For decades, scientists have theorized that genetics play the critical role in the epidemic of type II diabetes among the Pima Indians, where more than 50 percent of the adults over age 35 have the disease.

“These are the highest type II rates in the world. The question is, ‘Why?’” anthropology professor Daniel Benyshek says. “The answer so far has been this thrifty gene idea. In my view, genes likely play some role, but I think something else of equal — if not greater — importance is at work too.”

The evidence for Benyshek’s theory comes from animal and human studies done since the early 1990s that suggest malnutrition among pregnant mothers can predispose their offspring to the disease. He believes the malnutrition sets in motion a cycle in which the predisposition to type II diabetes can be transmitted from generation to generation.

Low birth weight is a sign of maternal malnutrition. Benyshek cites a study on British adults who were underweight when they were born in the 1930s and ’40s. Researchers later found they had a high incidence of type II diabetes. Studies with rats, in which pregnant mothers were malnourished, also found a high incidence of type II diabetes in their offspring.

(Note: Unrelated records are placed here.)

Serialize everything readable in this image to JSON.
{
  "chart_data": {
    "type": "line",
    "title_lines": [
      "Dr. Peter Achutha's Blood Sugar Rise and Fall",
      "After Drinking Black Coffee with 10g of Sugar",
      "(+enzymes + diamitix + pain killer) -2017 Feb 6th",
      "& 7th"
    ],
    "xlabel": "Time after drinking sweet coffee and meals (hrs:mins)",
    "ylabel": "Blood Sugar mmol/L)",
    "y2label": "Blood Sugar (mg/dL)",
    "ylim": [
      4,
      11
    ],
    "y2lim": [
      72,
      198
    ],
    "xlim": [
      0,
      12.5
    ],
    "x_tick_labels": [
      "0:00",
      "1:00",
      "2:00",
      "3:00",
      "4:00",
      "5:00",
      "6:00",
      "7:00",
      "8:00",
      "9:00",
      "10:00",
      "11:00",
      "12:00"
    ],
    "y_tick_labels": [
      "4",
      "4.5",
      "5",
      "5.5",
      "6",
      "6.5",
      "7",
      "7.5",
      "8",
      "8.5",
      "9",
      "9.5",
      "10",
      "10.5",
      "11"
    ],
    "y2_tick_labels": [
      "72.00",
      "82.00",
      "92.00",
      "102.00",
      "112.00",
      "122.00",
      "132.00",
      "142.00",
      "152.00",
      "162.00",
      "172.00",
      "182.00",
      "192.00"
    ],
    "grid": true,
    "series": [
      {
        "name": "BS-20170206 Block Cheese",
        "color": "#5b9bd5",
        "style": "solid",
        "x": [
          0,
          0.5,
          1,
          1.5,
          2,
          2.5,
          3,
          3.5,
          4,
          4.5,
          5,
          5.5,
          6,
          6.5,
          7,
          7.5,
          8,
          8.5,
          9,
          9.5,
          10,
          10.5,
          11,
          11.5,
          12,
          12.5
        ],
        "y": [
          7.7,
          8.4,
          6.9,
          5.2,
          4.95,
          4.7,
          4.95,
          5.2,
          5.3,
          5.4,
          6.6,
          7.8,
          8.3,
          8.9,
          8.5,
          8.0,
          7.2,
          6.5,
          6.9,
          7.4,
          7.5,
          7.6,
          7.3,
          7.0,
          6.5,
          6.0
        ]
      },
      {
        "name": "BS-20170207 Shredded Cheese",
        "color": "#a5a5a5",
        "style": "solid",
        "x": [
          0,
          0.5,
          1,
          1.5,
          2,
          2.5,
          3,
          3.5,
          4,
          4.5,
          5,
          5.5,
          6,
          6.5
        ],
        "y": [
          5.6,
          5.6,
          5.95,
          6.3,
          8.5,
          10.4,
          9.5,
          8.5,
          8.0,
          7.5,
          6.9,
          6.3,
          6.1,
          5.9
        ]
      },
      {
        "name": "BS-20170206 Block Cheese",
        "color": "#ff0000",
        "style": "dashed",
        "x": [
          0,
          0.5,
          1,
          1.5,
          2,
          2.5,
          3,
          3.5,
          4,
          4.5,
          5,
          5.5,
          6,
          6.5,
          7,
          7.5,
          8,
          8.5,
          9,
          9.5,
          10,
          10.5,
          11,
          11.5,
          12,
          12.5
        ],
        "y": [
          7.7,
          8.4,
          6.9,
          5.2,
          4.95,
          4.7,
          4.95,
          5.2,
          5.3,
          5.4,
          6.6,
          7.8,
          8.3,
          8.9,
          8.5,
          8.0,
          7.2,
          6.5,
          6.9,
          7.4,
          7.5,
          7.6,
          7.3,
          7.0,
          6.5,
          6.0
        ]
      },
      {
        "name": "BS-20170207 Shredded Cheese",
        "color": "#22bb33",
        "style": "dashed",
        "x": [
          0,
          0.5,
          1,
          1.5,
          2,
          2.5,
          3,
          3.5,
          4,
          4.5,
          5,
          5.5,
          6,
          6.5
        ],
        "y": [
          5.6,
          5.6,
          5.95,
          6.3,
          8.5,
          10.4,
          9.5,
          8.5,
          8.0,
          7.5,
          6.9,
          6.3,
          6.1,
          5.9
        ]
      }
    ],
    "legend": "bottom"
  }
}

For subsequent generations, Benyshek thinks a different mechanism is at work. Diabetic mothers have high blood-sugar levels if the disease it not controlled, and this can affect the biological development of fetuses and predispose them to get type II diabetes, he says. “Once it gets started, it can be propagated from generation to generation. That’s the bottom line.”

With the Pima, he suggests the malnourishment occurred during the period of extreme privation that followed the late 19th century settlement of the American West. The Pima had been successful irrigation farmers in Arizona, but when the settlers arrived, the Pima lost much of their land and almost all their irrigation water. This plunged the tribe into economic darkness, Benyshek says. “They couldn’t grow their food and they couldn’t afford to buy it. People were literally starving to death.”

When the deprivation began to end in the 1950s, he says, the pendulum swung toward obesity, a high risk factor for type II diabetes, and incidence of the disease began to soar.

Benyshek theorizes that it may be possible to break the cycle by controlling blood-sugar levels during pregnancy through diet, exercise, and medication. He is now testing his thesis on rats. “We’ll know the results in December,” he says. “If the animal tests are promising, the next thing to do is find a way to test it with humans to see if we can end the cycle.”

(Above) Biological sciences professors Deborah Hoshizaki and Allen Gibbs are searching for links to starvation resistance.

(Below) Anthropology Professor Daniel Benyshek believes malnourishment among Native americans in the 19th centruy plays a role in today's diabetes problem.